The EPA has since signed off on the site’s remediation. James, with Larry H. Miller Real Estate, said crews cleaning up the site “met, and in some cases, exceeded” EPA and Utah Department of Environmental Quality standards for soil conditions.
Oquirrh Lake, one of the development’s keystone amenities, is a product of that work, said Bruening, with Envision Utah. When crews got rid of the contaminated soil, it left a big indent.
“So they said, ‘Hey, let’s turn it into a lake,” Bruening said.
Now, residents fill its beaches in warm weather and float its waters on paddle boards, or the occasional giant pumpkin or dragon boat.
But this checkered environmental past — how it was built atop a “waste dump,” as one Redditor put it — seems to color some people’s perceptions of the community.
Even with assurances, residents can be a bit wary. Before Bruening built his house there, he took a soil sample for testing. Just in case — and it turned out to be OK.
“I guess at the end of the day,” he said, “there’s probably nothing anyone needs to be worried about.”
Blending into South Jordan
While a walkable community is great, it can be isolating if the communities around it aren’t walkable, too. That’s one problem Daybreak residents have, said Mike Christensen, executive director of the Utah Rail Passengers Association, who has a master’s degree in city and metropolitan planning.
As part of his degree, Christensen was tasked with touring Daybreak and rating its adherence to the principles of new urbanism, a planning and development approach that prioritizes “human-scaled urban design,” according to the Congress for the New Urbanism.
While he said Daybreak does a lot well, in terms of building for people instead of cars, it isn’t as easy as it should be to get from Daybreak to somewhere else — and the community doesn’t currently provide everything a resident would need to never leave.
For instance, to watch a movie at the newly built-up The District shopping center, a pedestrian would need to cross Bangerter Highway, a six-lane behemoth southeast of Daybreak. That’s why he gave the community a C- grade at the time. Since then, he said he’s seen improvement, and would probably give it a better grade now, but the issue remains.

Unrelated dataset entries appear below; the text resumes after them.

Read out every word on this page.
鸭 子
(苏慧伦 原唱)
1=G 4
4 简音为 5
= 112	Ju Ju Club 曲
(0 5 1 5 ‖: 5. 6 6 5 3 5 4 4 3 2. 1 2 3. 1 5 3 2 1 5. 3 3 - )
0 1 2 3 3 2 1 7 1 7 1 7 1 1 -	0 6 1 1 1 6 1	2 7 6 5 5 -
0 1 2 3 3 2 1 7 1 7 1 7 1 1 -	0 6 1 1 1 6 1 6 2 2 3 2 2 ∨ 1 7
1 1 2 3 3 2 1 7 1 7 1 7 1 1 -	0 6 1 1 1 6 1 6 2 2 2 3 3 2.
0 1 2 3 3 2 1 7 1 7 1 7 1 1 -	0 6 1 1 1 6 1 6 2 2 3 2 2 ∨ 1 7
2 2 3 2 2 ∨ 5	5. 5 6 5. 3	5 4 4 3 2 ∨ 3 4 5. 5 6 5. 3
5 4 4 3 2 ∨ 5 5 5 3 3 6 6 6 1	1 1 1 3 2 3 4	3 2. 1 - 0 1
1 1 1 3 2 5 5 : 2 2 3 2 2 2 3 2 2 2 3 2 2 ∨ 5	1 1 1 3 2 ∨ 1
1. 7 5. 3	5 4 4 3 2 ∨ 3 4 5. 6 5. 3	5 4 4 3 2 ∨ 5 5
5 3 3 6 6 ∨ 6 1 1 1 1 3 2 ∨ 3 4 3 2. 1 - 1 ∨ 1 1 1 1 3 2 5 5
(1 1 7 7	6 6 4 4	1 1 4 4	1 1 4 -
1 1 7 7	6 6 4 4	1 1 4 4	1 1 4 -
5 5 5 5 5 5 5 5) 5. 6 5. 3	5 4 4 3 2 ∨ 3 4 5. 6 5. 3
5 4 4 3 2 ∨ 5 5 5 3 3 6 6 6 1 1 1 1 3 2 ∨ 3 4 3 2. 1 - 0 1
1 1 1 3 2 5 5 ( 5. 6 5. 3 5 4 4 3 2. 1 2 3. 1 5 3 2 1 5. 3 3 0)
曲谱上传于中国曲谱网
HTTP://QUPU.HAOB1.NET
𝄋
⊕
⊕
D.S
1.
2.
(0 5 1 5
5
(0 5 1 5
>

Chakroborty said this isolation is often “a big sort of shortcoming or critique of the master-planned community idea.
“They tend to exist largely disconnected from the world around them,” he said.
When asked about how to better integrate Daybreak with South Jordan, James punted. “Such plans would need to be guided by the City of South Jordan,” he said.

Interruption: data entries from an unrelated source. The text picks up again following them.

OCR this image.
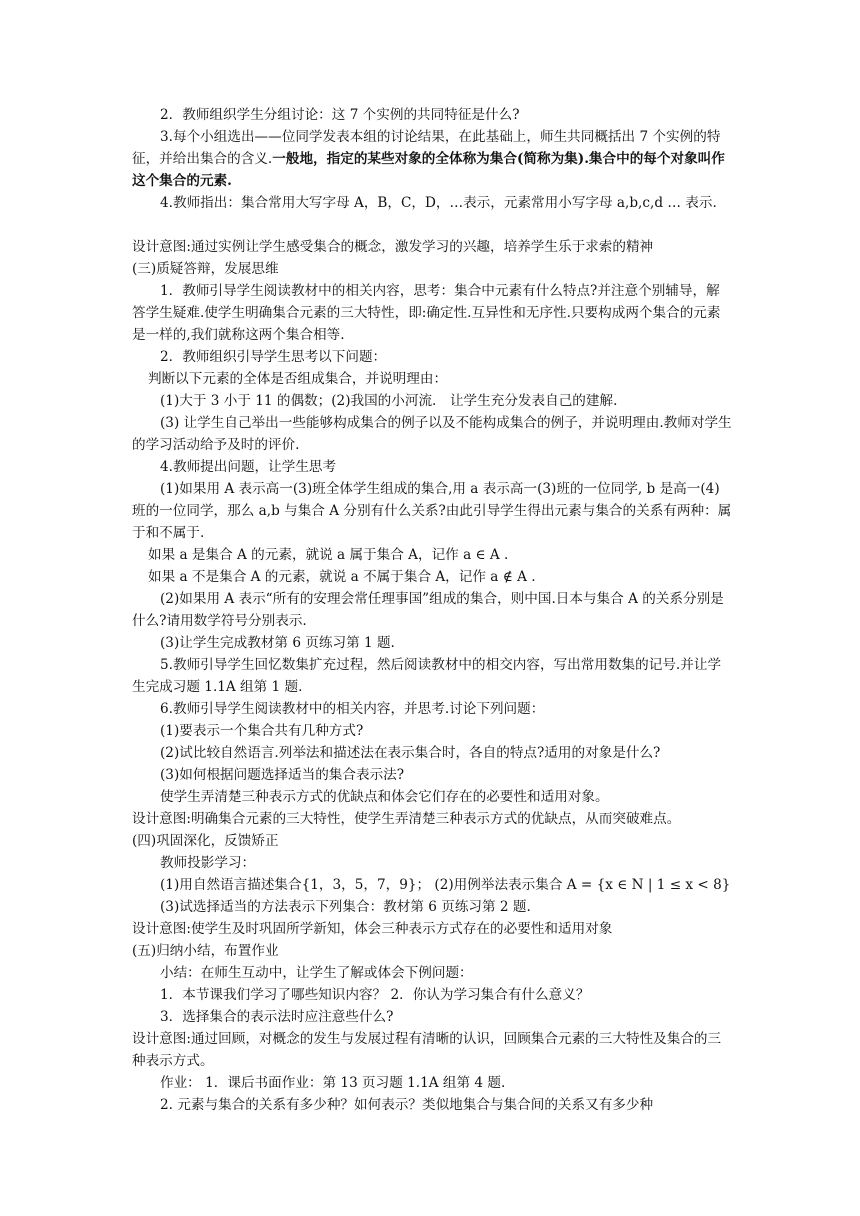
2．教师组织学生分组讨论：这 7 个实例的共同特征是什么?
3.每个小组选出——位同学发表本组的讨论结果，在此基础上，师生共同概括出 7 个实例的特征，并给出集合的含义.一般地，指定的某些对象的全体称为集合(简称为集).集合中的每个对象叫作这个集合的元素.
4.教师指出：集合常用大写字母 A，B，C，D，…表示，元素常用小写字母 a,b,c,d … 表示.
设计意图:通过实例让学生感受集合的概念，激发学习的兴趣，培养学生乐于求索的精神
(三)质疑答辩，发展思维
1．教师引导学生阅读教材中的相关内容，思考：集合中元素有什么特点?并注意个别辅导，解答学生疑难.使学生明确集合元素的三大特性，即:确定性.互异性和无序性.只要构成两个集合的元素是一样的,我们就称这两个集合相等.
2．教师组织引导学生思考以下问题：
判断以下元素的全体是否组成集合，并说明理由：
(1)大于 3 小于 11 的偶数；(2)我国的小河流.　让学生充分发表自己的建解.
(3) 让学生自己举出一些能够构成集合的例子以及不能构成集合的例子，并说明理由.教师对学生的学习活动给予及时的评价.
4.教师提出问题，让学生思考
(1)如果用 A 表示高一(3)班全体学生组成的集合,用 a 表示高一(3)班的一位同学, b 是高一(4)班的一位同学，那么 a,b 与集合 A 分别有什么关系?由此引导学生得出元素与集合的关系有两种：属于和不属于.
如果 a 是集合 A 的元素，就说 a 属于集合 A，记作 a ∈ A .
如果 a 不是集合 A 的元素，就说 a 不属于集合 A，记作 a ∉ A .
(2)如果用 A 表示“所有的安理会常任理事国”组成的集合，则中国.日本与集合 A 的关系分别是什么?请用数学符号分别表示.
(3)让学生完成教材第 6 页练习第 1 题.
5.教师引导学生回忆数集扩充过程，然后阅读教材中的相交内容，写出常用数集的记号.并让学生完成习题 1.1A 组第 1 题.
6.教师引导学生阅读教材中的相关内容，并思考.讨论下列问题：
(1)要表示一个集合共有几种方式?
(2)试比较自然语言.列举法和描述法在表示集合时，各自的特点?适用的对象是什么?
(3)如何根据问题选择适当的集合表示法?
使学生弄清楚三种表示方式的优缺点和体会它们存在的必要性和适用对象。
设计意图:明确集合元素的三大特性，使学生弄清楚三种表示方式的优缺点，从而突破难点。
(四)巩固深化，反馈矫正
教师投影学习：
(1)用自然语言描述集合{1，3，5，7，9}； (2)用例举法表示集合 A = {x ∈ N | 1 ≤ x < 8}
(3)试选择适当的方法表示下列集合：教材第 6 页练习第 2 题.
设计意图:使学生及时巩固所学新知，体会三种表示方式存在的必要性和适用对象
(五)归纳小结，布置作业
小结：在师生互动中，让学生了解或体会下例问题：
1．本节课我们学习了哪些知识内容？ 2．你认为学习集合有什么意义？
3．选择集合的表示法时应注意些什么?
设计意图:通过回顾，对概念的发生与发展过程有清晰的认识，回顾集合元素的三大特性及集合的三种表示方式。
作业： 1．课后书面作业：第 13 页习题 1.1A 组第 4 题.
2. 元素与集合的关系有多少种？如何表示？类似地集合与集合间的关系又有多少种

There is, however, more development planned within Daybreak itself.
The undeveloped area near the current TRAX stop should actualize the vision formed 20 years ago when Downtown Daybreak is built up, anchored by the new stadium to host the Salt Lake Bees.
There will be a movie theater, so no more dodging traffic to cross the highway. More dense housing right along the TRAX line. More restaurants and office spaces, expanded bike paths and additional light rail stops.
“Daybreak is the first, primary-home community in nearly 100 years in our state to break the mold of sprawling single-use suburban development,” James said. “The community is ever evolving. Our goal is something for everyone.”